The argument that Jesus taught that angels in heaven did not marry has no impact on the Genesis 6 passage since the angels in Gen 6, as accepted by Jude and Peter, were not unfallen angels in heaven but evil angels who were part of the fallen angels, or unfallen angels involved in human activity before the flood, who also fell. The ability to have sex and bear children appears to be a major argument against the "angel" view, but one must remember that angels in Gen 18 came in human form, along with Yahweh, ate food and drank, and had their feet washed. Moreover, in the New Testament, angels always appear in a male human form." See my article, Will We Eat and Drink in the Coming Kingdom of God? An Interpretation with Origen, Cerinthus, the Church Fathers, and the Literal Interpretation of the Scriptures on the Nature of the Millennial Kingdom.

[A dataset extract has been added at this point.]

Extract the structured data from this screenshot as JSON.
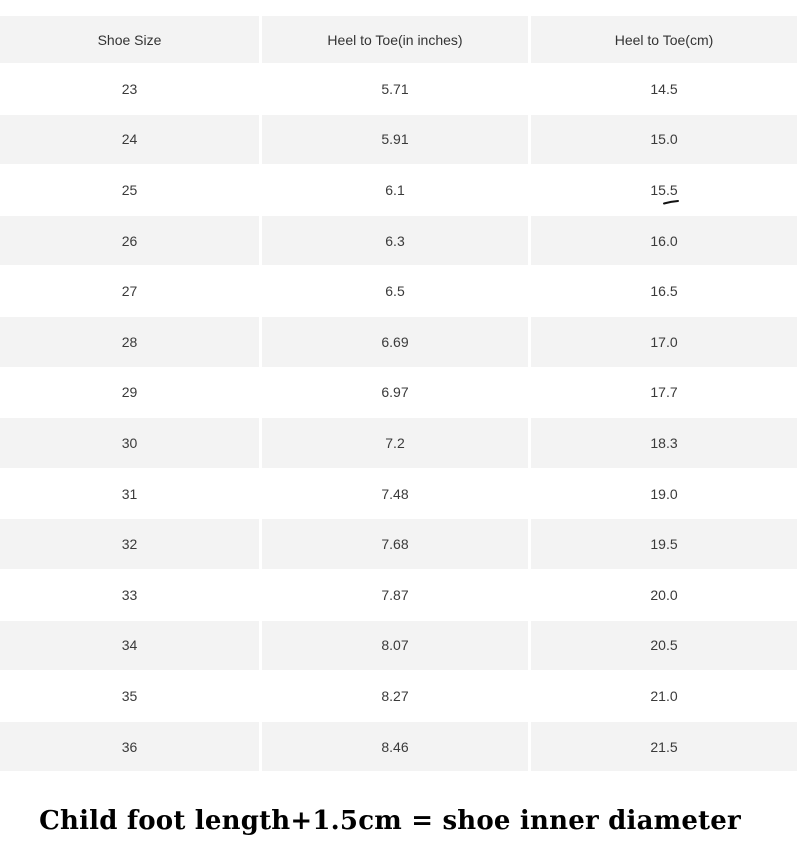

6. And the angels who kept not their first estate but left their own habitation, he hath reserved in everlasting chains under darkness the judgment of the great day.
The strongest text that associates the sons of God in Genesis 6:1-4 is the Book of Enoch (6:11), referenced by the writer Jude in 1:6: "When the son of men had multiplied, in those days, beautiful and comely daughters were born to them. 2/ And the watchers, the sons of heaven, saw them and desired them. And they said to one another, "Come, let us choose for ourselves wives from the daughters of men, and let us beget children for ourselves."[1]
The ancients had many traditions of deities cast out from heaven. See notes on Genesis xi. 8. Jove, deceived by the goddess Ate, is represented by Homer as having cast her forth, forbidding her return to Olympus with an oath.
"From his ambrosial head, where perch'd she sat,
He snatched the fiery goddess of debate,
The dread, the irrevocable oath he swore,
The immortal seats should ne'er behold her more;
And whirl'd her headlong down, for ever driven
From bright Olympus and the starry heaven." Il 1. xix. v. 126
Jove declares that any deity who interferes in the strife between the Greeks and
Trojans—
"Far, oh far, from steep Olympus thrown,
Low in the dark Tartarean gulph shall groan,
With burning chains fixed to the brazen floors,
And lock'd by Hell's inexorable doors.''-Hom. ll, 1. xix v. v.3.
" With enduring chains
He bound Prometheus, train'd in shifting wiles,
With galling shackles fixing him aloft."-Hes. Theog. v. 521.
[1] George W. E. Nickelsburg and James C. VanderKam, 1 Enoch: A New Translation (Minneapolis: Fortress Press), p. 23.